Vegan and gluten free curry roasted cauliflower candy potato salad with candy dried cranberries, recent herbs and a creamy curry tahini dressing. This attractive cauliflower candy potato salad is all the pieces you might ever need. Simple to make, full of veggies and completely addicting!

Components

  • For the cauliflower and candy potatoes:
  • 1 head cauliflower, minimize into medium-sized florets (about 3-4 cups florets)
  • 1 massive candy potato, minimize into ½ inch cubes (about 2-3 cups diced candy potato)
  • 1 tablespoon olive oil
  • 1 teaspoon curry powder
  • ½ teaspoon floor turmeric
  • ½ teaspoon garlic powder
  • ¼ teaspoon purple cayenne pepper
  • Freshly floor salt and pepper
  • For the add-ins:
  • cup thawed frozen peas (simply allow them to sit in heat water for a bit)
  • ¼ cup diced inexperienced onion
  • cup dried cranberries (or dried cherries)
  • ½ cup finely chopped cilantro
  • optionally available: 1/4 cup finely chopped flat leaf parsley
  • For the dressing:*
  • 3 tablespoons tahini
  • 1 tablespoon recent lemon juice
  • 2-3 tablespoons heat water, to skinny the dressing
  • ½ teaspoon curry powder
  • ¼ teaspoon garlic powder
  • ½ tablespoon freshly grated ginger
  • ¼ teaspoon floor turmeric
  • ¼ teaspoon salt
  • Freshly floor black pepper
  • To garnish:
  • Further cranberries & cilantro

Directions

  • Preheat oven to 350 levels F. Place cauliflower florets and cubed candy potatoes on a big baking sheet. Drizzle with olive oil, then sprinkle on curry powder, turmeric, garlic powder, purple cayenne pepper and season with salt and pepper. Use clear arms to toss all the pieces collectively till it’s effectively coated with oil and spices. Unfold out evenly. Roast for half-hour, flipping midway in between. We would like the candy potatoes to be considerably fork tender however nonetheless have a slight chunk.

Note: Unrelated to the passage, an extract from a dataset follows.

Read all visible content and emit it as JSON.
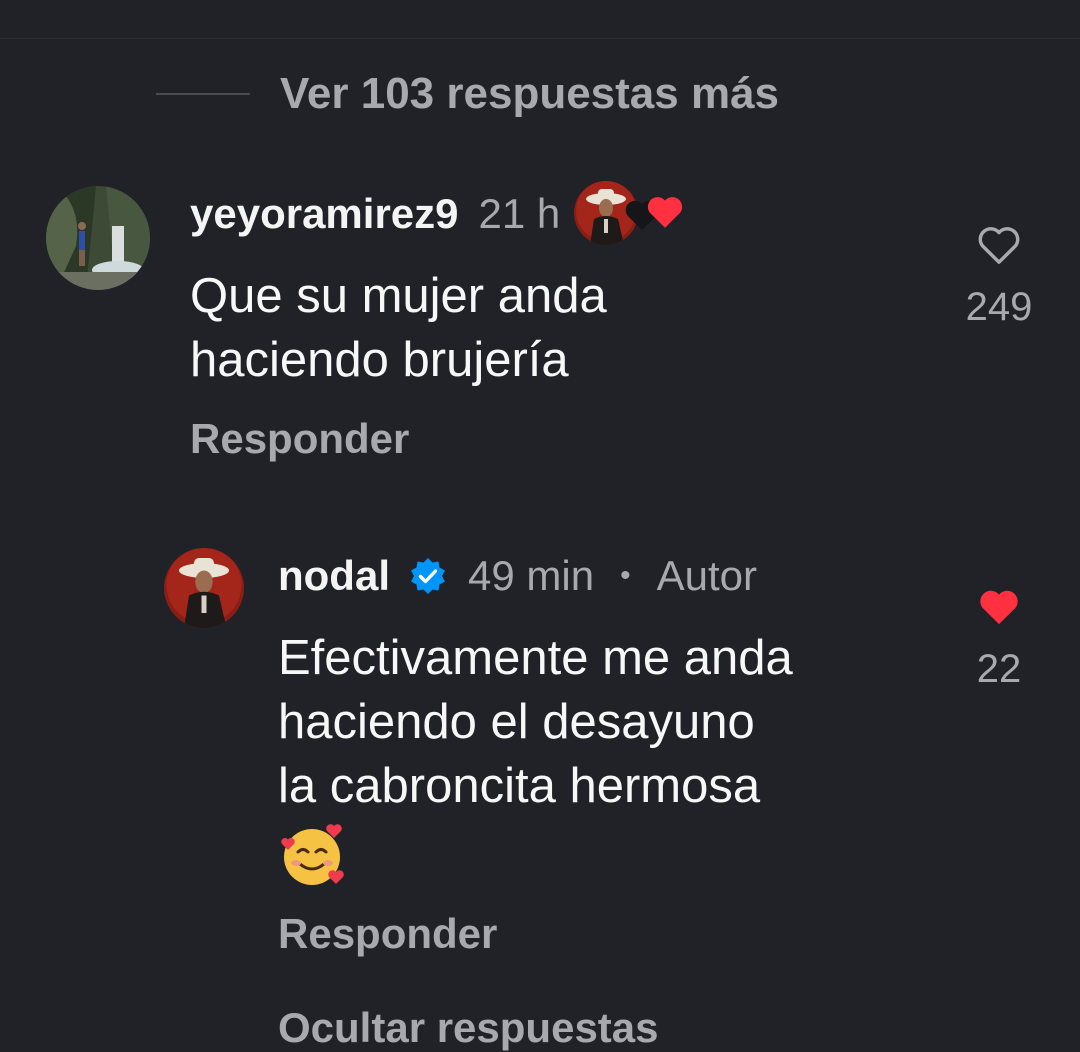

  • As soon as executed cooking, add roasted candy potato and cauliflower to a medium bowl. Add within the thawed peas, inexperienced onion, cranberries, cilantro and parsley.

  • Make the dressing: In a small bowl, add in tahini, lemon juice, heat water, curry powder, garlic powder, ginger, turmeric, salt and pepper. Combine effectively to mix. Style and modify seasonings to your liking. Add extra heat water if essential to skinny out the dressing so it’s spoonable. Fold the dressing into the remainder of the substances till they’re effectively coated. Serves 2-4, relying on how hungry you’re. Garnish with a couple of further scallions, cranberries and cilantro.

Recipe Notes

If you would like this spicy, add 1/4 teaspoon extra cayenne pepper to the dressing.
For those who discover the dressing bitter, be happy so as to add 1-2 teaspoons of pure maple syrup to sweeten it up.

Diet

Serving: 1serving (based mostly on 4)Energy: 213calCarbohydrates: 26.4gProtein: 5.9gFats: 10.2gSaturated Fats: 1.4gFiber: 6.3gSugar: 10.4g

Recipe by: Monique Volz // Bold Kitchen | Images by: Eat Love Eats

This submit was initially revealed on January 9, 2019, republished on September 16, 2021, and republished on October 11, 2023.